02 July, 2009

 

Department of gratuitous jokes: a shaggy rabbi story

I was going to add this as a postscript to my earlier comments on the practical consequences of ritual observances, but I got distracted by practical matters, to wit my attempt to install Service Pack 2 of Windows F***ing Vista Home F***ing Premium™.

You know the old adage about the cobbler being the worst shod person in the town, well despite spending 25 years as a — no laughing at the back there — IT professional, spending altogether too much of my time banging on about the need for regular backups and prioritizing data integrity over performance despite the objections of my customers, not only did I fail to make a precautionary rollback image before running the Service Pack, but when it came to picking up the pieces I found that my last C: drive image was the one made after initial post-purchase configuration of this machine in November 2007. Oh the shame of it.

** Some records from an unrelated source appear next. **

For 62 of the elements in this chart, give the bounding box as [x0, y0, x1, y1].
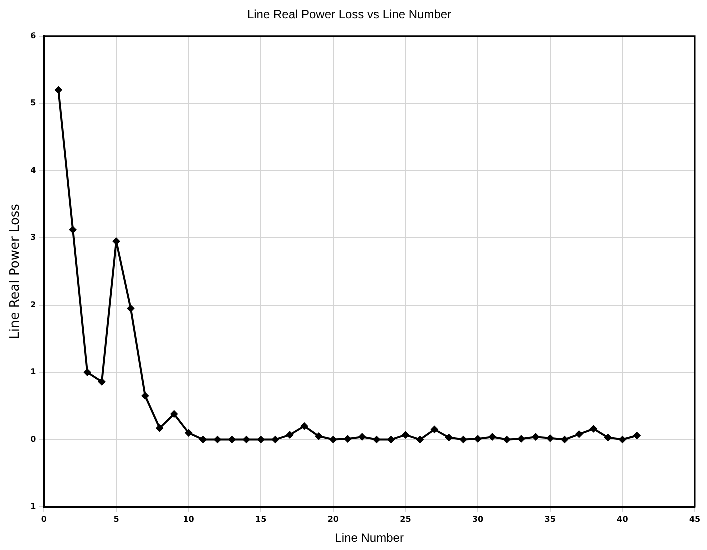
- x-tick-label: 10: [183, 514, 195, 524]
- point: [185, 430, 192, 437]
- y-tick-label: 5: [30, 98, 37, 108]
- y-tick-label: 6: [30, 31, 37, 40]
- point: [98, 378, 106, 386]
- point: [446, 434, 453, 442]
- point: [272, 436, 280, 444]
- point: [200, 436, 207, 444]
- point: [344, 436, 352, 443]
- point: [604, 434, 612, 442]
- x-tick-label: 20: [328, 514, 340, 524]
- point: [402, 432, 410, 439]
- point: [214, 436, 222, 444]
- y-tick-label: 3: [30, 233, 36, 242]
- point: [474, 436, 482, 443]
- point: [634, 432, 641, 440]
- point: [460, 436, 468, 444]
- x-tick-label: 15: [256, 514, 268, 524]
- point: [532, 434, 540, 441]
- y-axis-title: Line Real Power Loss: [8, 204, 24, 340]
- point: [416, 436, 424, 444]
- point: [286, 432, 294, 439]
- x-tick-label: 30: [472, 514, 484, 524]
- point: [388, 436, 395, 444]
- point: [258, 436, 265, 444]
- y-tick-label: 1: [30, 502, 37, 512]
- x-tick-label: 40: [617, 514, 629, 524]
- x-axis-title: Line Number: [335, 531, 404, 546]
- point: [142, 392, 149, 400]
- point: [358, 434, 366, 441]
- point: [561, 436, 568, 444]
- point: [503, 436, 510, 444]
- point: [315, 432, 322, 440]
- point: [518, 436, 525, 443]
- y-tick-label: 0: [30, 434, 37, 444]
- point: [243, 436, 250, 444]
- point: [84, 369, 92, 376]
- point: [170, 410, 178, 418]
- point: [156, 424, 164, 432]
- x-tick-label: 35: [544, 514, 556, 524]
- point: [228, 436, 236, 444]
- point: [431, 426, 438, 434]
- x-tick-label: 5: [114, 514, 120, 524]
- x-tick-label: 45: [689, 514, 701, 524]
- point: [489, 434, 496, 441]
- chart-title: Line Real Power Loss vs Line Number: [247, 8, 452, 22]
- y-tick-label: 4: [30, 166, 37, 175]
- y-tick-label: 2: [30, 300, 36, 310]
- point: [330, 436, 337, 444]
- y-tick-label: 1: [30, 368, 37, 377]
- point: [70, 226, 77, 234]
- x-tick-label: 0: [41, 514, 48, 524]
- point: [127, 305, 134, 312]
- point: [546, 434, 554, 442]
- point: [576, 430, 583, 438]
- point: [373, 436, 380, 444]
- x-tick-label: 25: [400, 514, 412, 524]
- point: [55, 86, 62, 94]
- point: [301, 422, 308, 430]
- point: [112, 238, 120, 245]
- point: [619, 436, 626, 444]
- point: [590, 426, 598, 433]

And so fate took its revenge and Service Pack 2 froze, mid install, leaving the machine in an interestingly unpredictable state — interesting in the "Chinese" sense.

Actually, I suspect my "professional" experience may have been actively unhelpful. You get used to working with standard builds and a "burn and build" approach to restoring the operating system and core application set of a failed box before reloading the data. Perhaps there are reasons why the cobbler goes ill-shod.

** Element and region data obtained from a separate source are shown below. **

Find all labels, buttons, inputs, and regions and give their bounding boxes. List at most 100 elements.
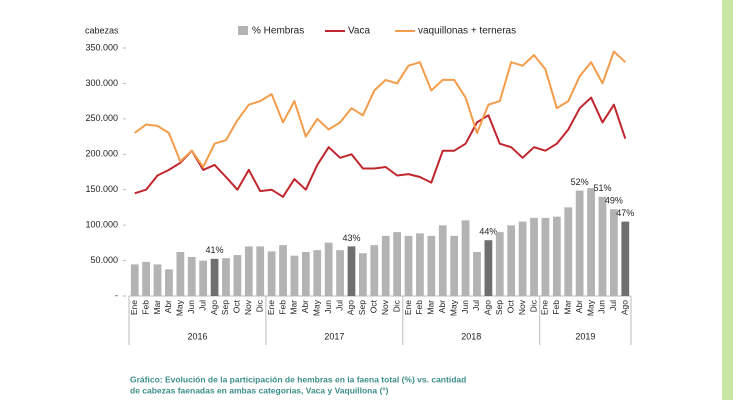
- x-tick-label: Sep: [494, 300, 504, 315]
- x-tick-label: Nov: [517, 299, 527, 315]
- caption: de cabezas faenadas en ambas categorías,…: [130, 385, 389, 395]
- bar: [621, 221, 630, 296]
- bar: [347, 246, 356, 296]
- x-tick-label: Jun: [597, 300, 607, 314]
- x-tick-label: Ago: [483, 300, 493, 315]
- year-label: 2019: [575, 331, 595, 341]
- bar: [404, 235, 413, 296]
- bar: [495, 232, 504, 296]
- bar: [598, 196, 607, 296]
- y-tick-label: 300.000: [85, 78, 118, 88]
- x-tick-label: Mar: [563, 300, 573, 315]
- data-label: 47%: [616, 208, 634, 218]
- legend-label: % Hembras: [252, 26, 304, 37]
- bar: [438, 225, 447, 296]
- bar: [564, 207, 573, 296]
- bar: [187, 256, 196, 296]
- x-tick-label: Feb: [414, 300, 424, 315]
- x-tick-label: Jul: [608, 300, 618, 311]
- line: [134, 50, 626, 168]
- x-tick-label: Jun: [460, 300, 470, 314]
- x-tick-label: Oct: [505, 299, 515, 313]
- x-tick-label: Dic: [528, 299, 538, 312]
- bar: [165, 269, 173, 296]
- bar: [279, 245, 287, 296]
- data-label: 49%: [605, 196, 623, 206]
- legend-label: vaquillonas + terneras: [418, 26, 516, 37]
- x-tick-label: Ago: [209, 300, 219, 315]
- bar: [461, 220, 470, 296]
- x-tick-label: Feb: [140, 300, 150, 315]
- x-tick-label: Oct: [369, 299, 379, 313]
- y-tick-label: -: [115, 290, 118, 300]
- x-tick-label: May: [175, 299, 185, 316]
- bar: [301, 251, 310, 296]
- bar: [130, 264, 139, 296]
- data-label: 41%: [206, 245, 224, 255]
- x-tick-label: Ago: [346, 300, 356, 315]
- x-tick-label: Abr: [300, 300, 310, 313]
- bar: [336, 250, 344, 296]
- x-tick-label: Mar: [152, 300, 162, 315]
- line: [134, 96, 627, 198]
- x-tick-label: Jul: [334, 300, 344, 311]
- bar: [530, 217, 538, 296]
- bar: [256, 246, 265, 296]
- bar: [484, 240, 493, 296]
- bar: [610, 209, 618, 296]
- x-tick-label: Mar: [426, 300, 436, 315]
- bar: [427, 235, 436, 296]
- x-tick-label: Ene: [403, 300, 413, 315]
- x-tick-label: Feb: [277, 300, 287, 315]
- x-tick-label: Sep: [220, 300, 230, 315]
- x-tick-label: Jun: [186, 300, 196, 314]
- bar: [324, 242, 333, 296]
- side-strip: [722, 0, 733, 400]
- x-tick-label: Nov: [380, 299, 390, 315]
- bar: [233, 255, 242, 296]
- y-tick-label: 100.000: [85, 220, 118, 230]
- data-label: 43%: [342, 233, 360, 243]
- year-label: 2018: [461, 331, 481, 341]
- x-tick-label: Sep: [357, 300, 367, 315]
- x-tick-label: Dic: [254, 299, 264, 312]
- year-label: 2017: [324, 331, 344, 341]
- bar: [541, 217, 550, 296]
- x-tick-label: Jul: [197, 300, 207, 311]
- x-tick-label: Ene: [129, 300, 139, 315]
- bar: [450, 235, 459, 296]
- bar: [552, 216, 561, 296]
- bar: [507, 225, 516, 296]
- bar: [370, 245, 379, 296]
- bar: [199, 260, 208, 296]
- x-tick-label: Ago: [620, 300, 630, 315]
- bar: [313, 250, 322, 296]
- bar: [290, 255, 299, 296]
- bar: [393, 232, 401, 296]
- bar: [210, 258, 219, 296]
- bar: [153, 264, 162, 296]
- bar: [222, 258, 230, 296]
- bar: [575, 190, 584, 296]
- y-tick-label: 50.000: [90, 255, 118, 265]
- y-tick-label: 250.000: [85, 113, 118, 123]
- x-tick-label: Mar: [289, 300, 299, 315]
- bar: [359, 253, 367, 296]
- bar: [267, 251, 276, 296]
- x-tick-label: Ene: [540, 300, 550, 315]
- x-tick-label: Nov: [243, 299, 253, 315]
- x-tick-label: Abr: [437, 300, 447, 313]
- x-tick-label: Feb: [551, 300, 561, 315]
- y-axis-label: cabezas: [85, 25, 119, 35]
- year-label: 2016: [187, 331, 207, 341]
- data-label: 44%: [479, 227, 497, 237]
- x-tick-label: Jun: [323, 300, 333, 314]
- bar: [473, 251, 481, 296]
- bar: [176, 251, 185, 296]
- x-tick-label: Abr: [574, 300, 584, 313]
- bar: [244, 246, 253, 296]
- legend-label: Vaca: [348, 26, 370, 37]
- bar: [587, 188, 595, 296]
- legend-swatch: [238, 26, 248, 35]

So while no "actual" data was lost — that never lives on the C: drive and does get backed up obsessively — I've had a happy few days reinstalling and configuring applications (and doing checkpoint images!). The silver lining is that I now have a clean, more reliable machine without all that crap that seemed like a good idea at the time.

Anyway, there were two old men in deckchairs...

No, no, no. Not that one. Have you heard about the latest idea in sustainable, green energy: the Greenwood Patent Rabbinical Generator?

1. Visit a Jewish cemetery and locate the grave of a deceased rabbi. The rabbi should have been of the Orthodox persuasion, the more Orthodox the better.

2. Attach necessary generating paraphernalia — rotor, stator, cables, etc — as necessary.

3. Place a ham and cheese roll at each side of the grave.

4. Wait for the late rabbi to spin up to speed.

5. Connect to national grid.

6. Replenish ham and cheese rolls from time to time.

Ah the joys of kashruth and the rods people make for their own backs.